I could list so many inspiring individuals I have come across even in the last 3 years but a recent example is an extraordinary woman called Jo Miller who until recently was the Director of Technology for the UK Government and is now the National Security Officer for Microsoft. I think what I’ve loved about my conversations with Jo is not just that she has a brilliant and forward thinking mind, but that whilst she has a full sense of all the challenges we face she has a joyful optimism about human potential that means she always builds rather than tears down. Incredibly she has agreed to be our speaker this year at Speech Day and I think her energy and perspectives will be as inspiring to the girls as it is to me!
Collaboration is central to the Tekex and Innovate Guernsey ethos.

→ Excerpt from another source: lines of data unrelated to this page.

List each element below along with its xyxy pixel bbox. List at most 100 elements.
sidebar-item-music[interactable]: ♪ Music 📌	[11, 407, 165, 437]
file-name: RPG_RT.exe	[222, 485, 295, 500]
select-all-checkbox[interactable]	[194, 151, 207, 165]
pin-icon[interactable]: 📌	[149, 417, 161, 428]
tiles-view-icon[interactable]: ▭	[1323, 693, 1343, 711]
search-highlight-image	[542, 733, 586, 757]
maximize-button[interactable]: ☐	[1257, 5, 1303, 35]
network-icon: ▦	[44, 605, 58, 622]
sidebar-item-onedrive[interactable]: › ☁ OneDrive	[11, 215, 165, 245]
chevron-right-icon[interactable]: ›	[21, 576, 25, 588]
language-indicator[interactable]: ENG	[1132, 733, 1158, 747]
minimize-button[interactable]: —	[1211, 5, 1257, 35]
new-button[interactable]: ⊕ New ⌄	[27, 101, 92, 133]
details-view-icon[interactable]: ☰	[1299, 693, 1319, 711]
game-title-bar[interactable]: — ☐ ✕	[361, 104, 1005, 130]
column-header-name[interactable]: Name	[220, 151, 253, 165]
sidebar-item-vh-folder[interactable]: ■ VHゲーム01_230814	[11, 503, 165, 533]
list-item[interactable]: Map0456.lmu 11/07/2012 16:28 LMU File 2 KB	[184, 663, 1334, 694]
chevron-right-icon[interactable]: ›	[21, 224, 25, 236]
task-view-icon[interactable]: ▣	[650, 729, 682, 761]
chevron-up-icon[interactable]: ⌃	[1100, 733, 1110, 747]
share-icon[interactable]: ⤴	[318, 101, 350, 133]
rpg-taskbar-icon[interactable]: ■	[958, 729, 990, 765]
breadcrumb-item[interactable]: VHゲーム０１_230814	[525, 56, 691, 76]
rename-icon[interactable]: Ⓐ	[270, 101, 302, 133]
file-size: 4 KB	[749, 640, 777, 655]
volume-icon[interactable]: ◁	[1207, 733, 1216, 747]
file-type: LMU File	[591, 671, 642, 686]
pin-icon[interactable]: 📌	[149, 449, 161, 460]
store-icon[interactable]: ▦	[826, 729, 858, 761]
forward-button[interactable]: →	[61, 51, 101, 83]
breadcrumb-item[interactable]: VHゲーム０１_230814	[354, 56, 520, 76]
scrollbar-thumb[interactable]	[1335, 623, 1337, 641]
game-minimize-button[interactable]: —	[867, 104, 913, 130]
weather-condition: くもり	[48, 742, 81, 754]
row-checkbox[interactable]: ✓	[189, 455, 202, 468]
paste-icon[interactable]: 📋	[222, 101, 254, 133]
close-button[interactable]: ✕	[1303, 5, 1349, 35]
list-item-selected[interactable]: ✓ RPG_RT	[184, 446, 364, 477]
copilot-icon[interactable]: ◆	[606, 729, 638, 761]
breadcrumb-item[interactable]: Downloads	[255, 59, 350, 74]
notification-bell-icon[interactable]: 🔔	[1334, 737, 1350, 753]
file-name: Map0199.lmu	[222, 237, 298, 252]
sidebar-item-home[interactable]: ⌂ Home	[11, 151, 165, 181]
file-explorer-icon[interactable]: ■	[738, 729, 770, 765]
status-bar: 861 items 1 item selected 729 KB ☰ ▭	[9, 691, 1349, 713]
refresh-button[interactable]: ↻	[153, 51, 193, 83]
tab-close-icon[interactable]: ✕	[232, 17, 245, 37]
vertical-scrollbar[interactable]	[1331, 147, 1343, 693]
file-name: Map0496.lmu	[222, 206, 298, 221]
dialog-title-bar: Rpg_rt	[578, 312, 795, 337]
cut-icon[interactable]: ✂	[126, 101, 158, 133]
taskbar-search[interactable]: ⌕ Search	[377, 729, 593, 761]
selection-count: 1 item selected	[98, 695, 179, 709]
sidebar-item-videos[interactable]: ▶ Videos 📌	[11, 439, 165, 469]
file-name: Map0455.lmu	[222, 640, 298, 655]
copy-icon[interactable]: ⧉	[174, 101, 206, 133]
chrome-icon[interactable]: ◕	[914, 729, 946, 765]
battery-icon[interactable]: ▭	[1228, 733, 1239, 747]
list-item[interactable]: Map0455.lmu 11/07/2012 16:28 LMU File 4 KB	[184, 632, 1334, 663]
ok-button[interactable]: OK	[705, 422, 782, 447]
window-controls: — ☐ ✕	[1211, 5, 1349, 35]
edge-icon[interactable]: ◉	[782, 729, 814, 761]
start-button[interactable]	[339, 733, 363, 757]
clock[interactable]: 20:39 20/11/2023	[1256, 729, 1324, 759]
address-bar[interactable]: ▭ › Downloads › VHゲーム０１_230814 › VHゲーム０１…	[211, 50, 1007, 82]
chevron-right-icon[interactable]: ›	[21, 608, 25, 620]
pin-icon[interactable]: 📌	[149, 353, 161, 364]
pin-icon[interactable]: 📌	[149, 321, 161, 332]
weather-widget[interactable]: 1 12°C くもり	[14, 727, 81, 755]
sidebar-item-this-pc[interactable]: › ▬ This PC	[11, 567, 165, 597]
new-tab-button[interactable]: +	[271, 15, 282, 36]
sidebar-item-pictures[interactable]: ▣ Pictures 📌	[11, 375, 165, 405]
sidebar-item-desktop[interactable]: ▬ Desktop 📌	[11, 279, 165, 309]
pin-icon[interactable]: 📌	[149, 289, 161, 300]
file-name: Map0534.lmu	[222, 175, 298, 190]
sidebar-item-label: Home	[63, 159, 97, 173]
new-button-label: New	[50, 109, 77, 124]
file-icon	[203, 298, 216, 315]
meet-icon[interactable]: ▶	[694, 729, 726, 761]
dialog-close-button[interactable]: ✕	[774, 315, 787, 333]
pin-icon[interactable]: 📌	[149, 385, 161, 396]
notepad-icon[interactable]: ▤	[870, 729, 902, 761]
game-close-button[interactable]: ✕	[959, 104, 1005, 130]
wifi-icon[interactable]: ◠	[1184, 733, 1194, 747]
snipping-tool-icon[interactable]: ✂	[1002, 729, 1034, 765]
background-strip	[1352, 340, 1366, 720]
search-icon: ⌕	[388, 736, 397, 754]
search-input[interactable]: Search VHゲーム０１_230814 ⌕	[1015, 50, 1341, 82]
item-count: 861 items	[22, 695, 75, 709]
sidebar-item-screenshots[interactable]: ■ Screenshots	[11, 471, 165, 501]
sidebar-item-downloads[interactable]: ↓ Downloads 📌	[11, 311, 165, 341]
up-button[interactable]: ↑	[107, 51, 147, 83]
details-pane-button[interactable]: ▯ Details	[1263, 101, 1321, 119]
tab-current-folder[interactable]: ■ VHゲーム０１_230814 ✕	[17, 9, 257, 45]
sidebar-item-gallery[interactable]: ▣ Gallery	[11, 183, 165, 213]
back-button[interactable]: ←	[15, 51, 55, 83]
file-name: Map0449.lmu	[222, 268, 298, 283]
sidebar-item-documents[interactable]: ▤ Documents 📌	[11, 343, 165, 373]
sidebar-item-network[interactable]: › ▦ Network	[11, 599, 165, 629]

How do you see schools and businesses working together to better prepare students for tomorrow’s world?
Collaboration is perhaps one of the things I love most in life. Perhaps it’s my ‘improv’ background, but I believe that collaboration often builds more than competition could imagine.
And collaboration is Guernsey’s superpower!
Schools often operate behind both literal and figurative walls. In this moment of rapid change, a priority for me has been to ‘fray the edges’ of the school and work with industry and thought leaders to move quickly to ensure that young people have the skills and knowledge they are going to need.
For example, at Ladies’ we have created our Pathways Partners group which includes major organisations like PwC and Specsavers, local CEOs, tech experts, thought leaders and universities like UCL. They have helped us build our new Sixth Form curriculum, Pathways, that runs in parallel to A Levels and in fact, over the last two weeks we have had a bevy of business people and leaders come in and conduct Vivas with all of our students to assess the end of the course (the girls were amazing!). The opportunity for the girls to work on authentic projects, have seminars with incredibly people and then have 1-2-1 assessments is something that is difficult to imagine in any other context and is allowing Ladies’ to be at the fore-front of educational innovation.
I think this is only the beginning of what is possible in an island community like ours and I’m excited to see what happens next!
And finally, if you had to describe the future of education in three words, what would they be?
Individualised
strengths rather than weaknesses focused (I know, not one word!)